March 4, 1999
Hoffman on Hollywood, Judaism and the Holocaust
What moviegoer can forget the scene: a graduation party around a Beverly Hills swimming pool, where a callow, young graduate named Benjamin Braddock gets a little career advice -- one word: "Plastics."
Plastics have done pretty well, and the young graduate (circa 1967) even better. So well, in fact, that Dustin Hoffman -- no longer callow -- has joined such film legends as Elizabeth Taylor, Orson Welles, John Wayne, John Huston in receiving the American Film Institute's prestigious Life Achievement Award.
This one is well deserved. It is difficult to think of another actor who, in one compact package, so well articulates on film the complicated, angst-ridden, ego-driven, urban, late-20th-century man. He didn't invent the antihero, but he sure refocused him for our times.

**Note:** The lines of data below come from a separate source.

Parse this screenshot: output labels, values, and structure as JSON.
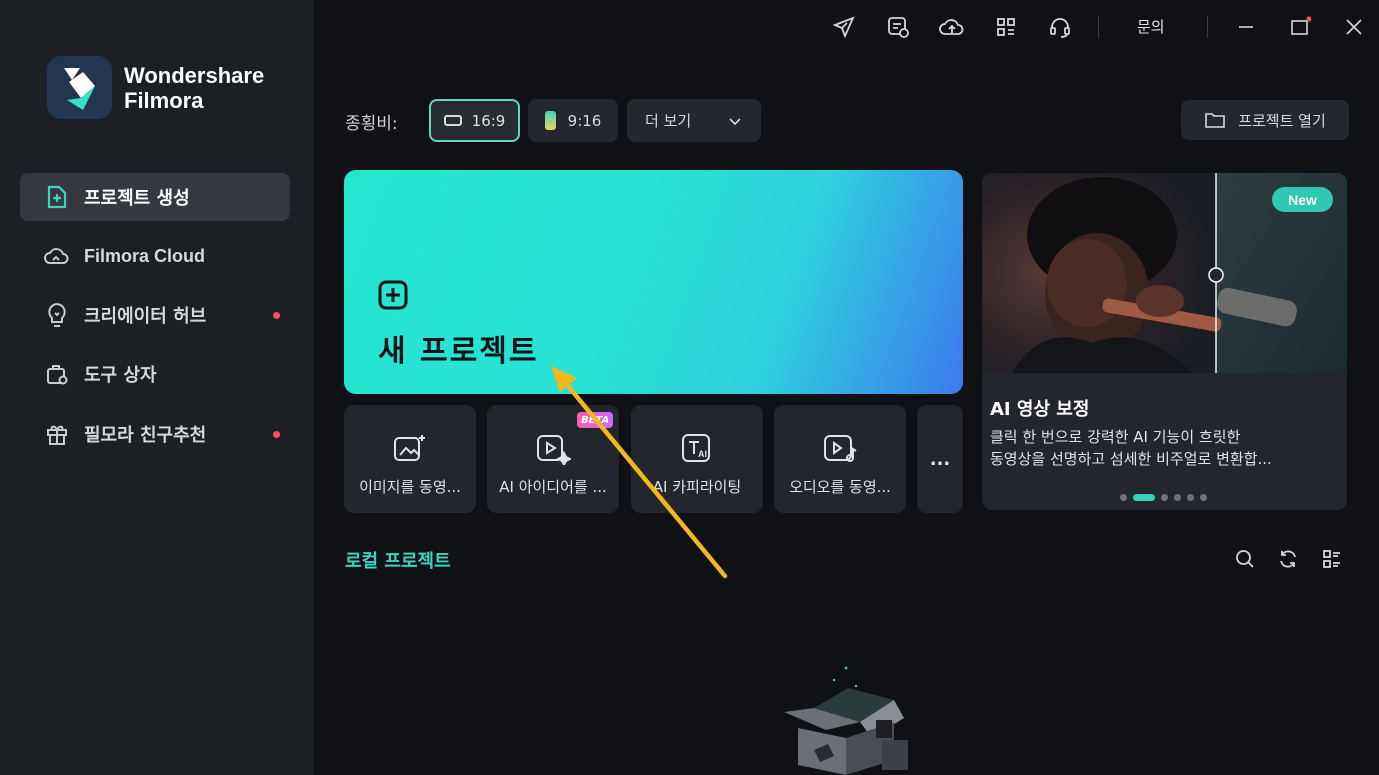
{
  "sidebar": {
    "logo_line1": "Wondershare",
    "logo_line2": "Filmora",
    "items": [
      {
        "label": "프로젝트 생성",
        "icon": "new-project-icon",
        "active": true
      },
      {
        "label": "Filmora Cloud",
        "icon": "cloud-icon"
      },
      {
        "label": "크리에이터 허브",
        "icon": "lightbulb-icon",
        "badge": true
      },
      {
        "label": "도구 상자",
        "icon": "toolbox-icon"
      },
      {
        "label": "필모라 친구추천",
        "icon": "gift-icon",
        "badge": true
      }
    ]
  },
  "topbar": {
    "icons": [
      "send-icon",
      "feedback-icon",
      "cloud-upload-icon",
      "grid-icon",
      "headset-icon"
    ],
    "inquiry_label": "문의"
  },
  "aspect": {
    "label": "종횡비:",
    "options": [
      "16:9",
      "9:16"
    ],
    "selected": "16:9",
    "more_label": "더 보기"
  },
  "open_project_label": "프로젝트 열기",
  "new_project_label": "새 프로젝트",
  "tools": [
    {
      "label": "이미지를 동영...",
      "icon": "image-to-video-icon"
    },
    {
      "label": "AI 아이디어를 ...",
      "icon": "ai-idea-icon",
      "badge": "BETA"
    },
    {
      "label": "AI 카피라이팅",
      "icon": "ai-copywriting-icon"
    },
    {
      "label": "오디오를 동영...",
      "icon": "audio-to-video-icon"
    }
  ],
  "more_label": "...",
  "promo": {
    "badge": "New",
    "title": "AI 영상 보정",
    "desc_line1": "클릭 한 번으로 강력한 AI 기능이 흐릿한",
    "desc_line2": "동영상을 선명하고 섬세한 비주얼로 변환합...",
    "slides": 6,
    "active_slide": 1
  },
  "local": {
    "title": "로컬 프로젝트",
    "icons": [
      "search-icon",
      "refresh-icon",
      "list-view-icon"
    ]
  },
  "colors": {
    "accent": "#3fd2bd",
    "sidebar_bg": "#1c1f24",
    "main_bg": "#0f1115",
    "badge_red": "#ff4d5a",
    "annotation_arrow": "#f5b81a"
  }
}
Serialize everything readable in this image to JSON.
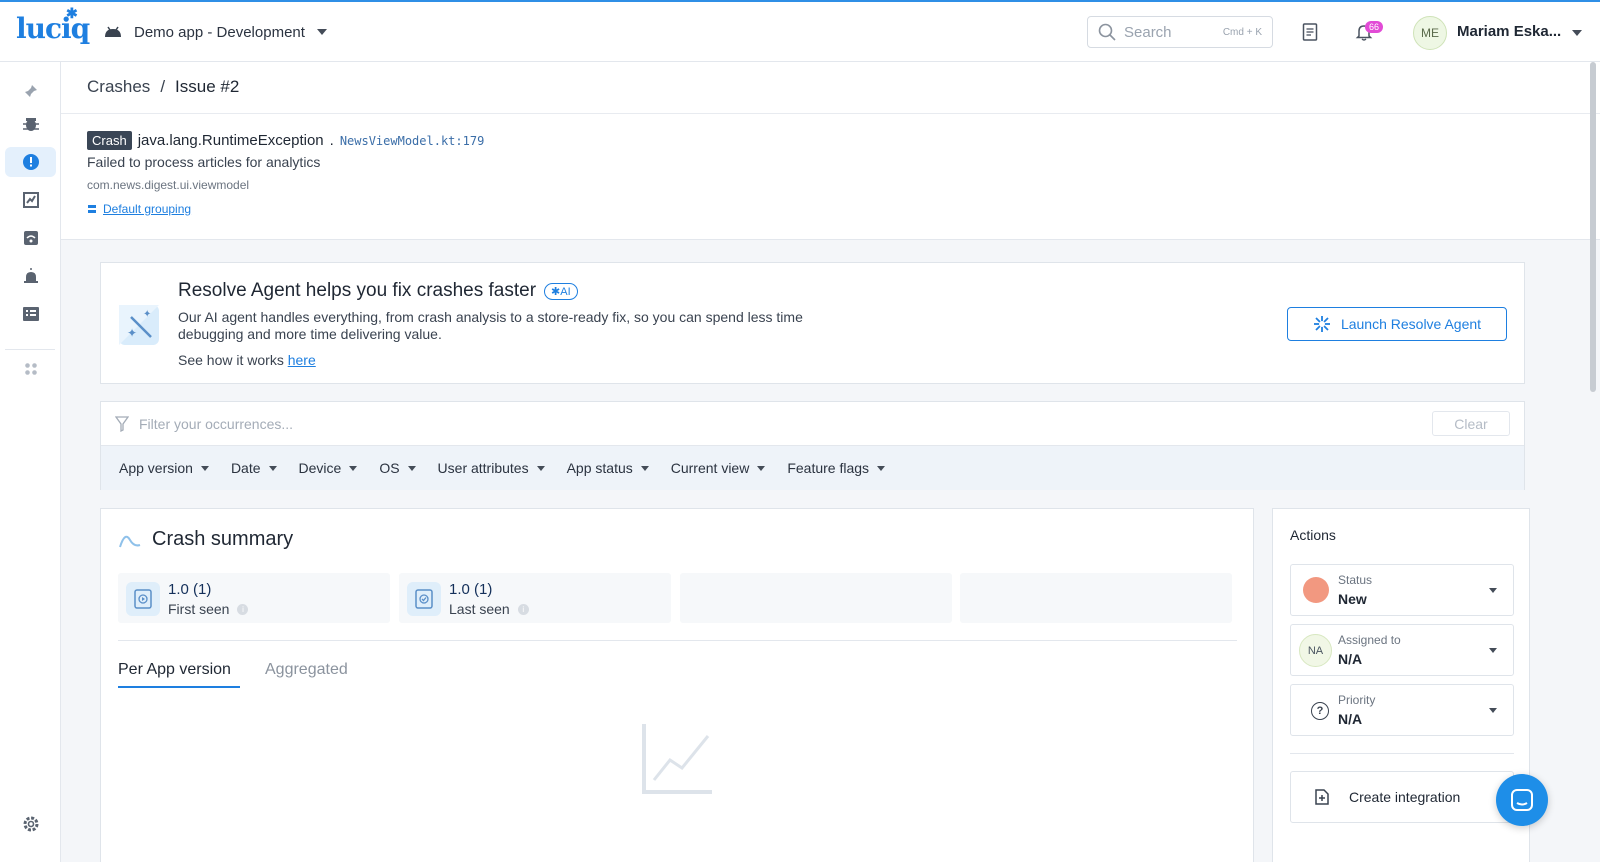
{
  "brand": {
    "logo_text": "luciq"
  },
  "topbar": {
    "app_name": "Demo app - Development",
    "search_placeholder": "Search",
    "search_shortcut": "Cmd + K",
    "notification_count": "66",
    "user_initials": "ME",
    "user_name": "Mariam Eska..."
  },
  "sidebar": {
    "items": [
      {
        "icon": "pin-icon"
      },
      {
        "icon": "bug-icon"
      },
      {
        "icon": "crash-icon",
        "active": true
      },
      {
        "icon": "performance-icon"
      },
      {
        "icon": "network-icon"
      },
      {
        "icon": "alert-icon"
      },
      {
        "icon": "list-icon"
      },
      {
        "icon": "apps-grid-icon"
      },
      {
        "icon": "settings-icon"
      }
    ]
  },
  "breadcrumb": {
    "parent": "Crashes",
    "separator": "/",
    "current": "Issue #2"
  },
  "issue": {
    "tag": "Crash",
    "exception": "java.lang.RuntimeException",
    "separator": ".",
    "location": "NewsViewModel.kt:179",
    "message": "Failed to process articles for analytics",
    "package": "com.news.digest.ui.viewmodel",
    "grouping_link": "Default grouping"
  },
  "agent_banner": {
    "title": "Resolve Agent helps you fix crashes faster",
    "ai_chip": "AI",
    "description": "Our AI agent handles everything, from crash analysis to a store-ready fix, so you can spend less time debugging and more time delivering value.",
    "see_how_prefix": "See how it works",
    "see_how_link": "here",
    "launch_button": "Launch Resolve Agent"
  },
  "filter": {
    "placeholder": "Filter your occurrences...",
    "clear_label": "Clear",
    "chips": [
      "App version",
      "Date",
      "Device",
      "OS",
      "User attributes",
      "App status",
      "Current view",
      "Feature flags"
    ]
  },
  "summary": {
    "title": "Crash summary",
    "stats": [
      {
        "value": "1.0 (1)",
        "label": "First seen"
      },
      {
        "value": "1.0 (1)",
        "label": "Last seen"
      }
    ],
    "tabs": [
      "Per App version",
      "Aggregated"
    ],
    "active_tab": "Per App version"
  },
  "actions": {
    "title": "Actions",
    "status": {
      "label": "Status",
      "value": "New",
      "color": "#f29880"
    },
    "assigned": {
      "label": "Assigned to",
      "initials": "NA",
      "value": "N/A"
    },
    "priority": {
      "label": "Priority",
      "icon_text": "?",
      "value": "N/A"
    },
    "integration_label": "Create integration"
  },
  "colors": {
    "accent": "#1e7fe0",
    "crash_tag": "#3a4656",
    "status_new": "#f29880",
    "notif_badge": "#e24bd6"
  }
}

Tom Pollock, AFI board chairman, puts it this way: "His versatility, range and uncanny ability to embody the characters he plays has amazed audiences across the globe since his arrival on the scene more than 30 years ago. Time and again, he has displayed seemingly limitless talents by taking on roles that are more challenging and distinct than the last."
The son of a West Los Angeles furniture salesman, Hoffman was the younger brother of a good-looking, athletic, A student. ("The first time I saw 'Death of a Salesman,'" he said, "I thought they were invading my family's privacy.") He dropped out of Santa Monica City College, aged 19, to attend the Pasadena Playhouse. He dumped plans to be a concert pianist and made the inevitable pilgrimage to New York, paying the rent with jobs in a mental hospital, as a waiter, dishwasher -- even a janitor.
As it turned out, it was a comedy, "Eh," in the mid-1960s that changed his fortunes forever. Mike Nichols had strolled in to see the play one night at the Circle in the Square, remembered Hoffman, and screen-tested him for "The Graduate," a part originally written for a blond WASP. Their first call had been to Robert Redford.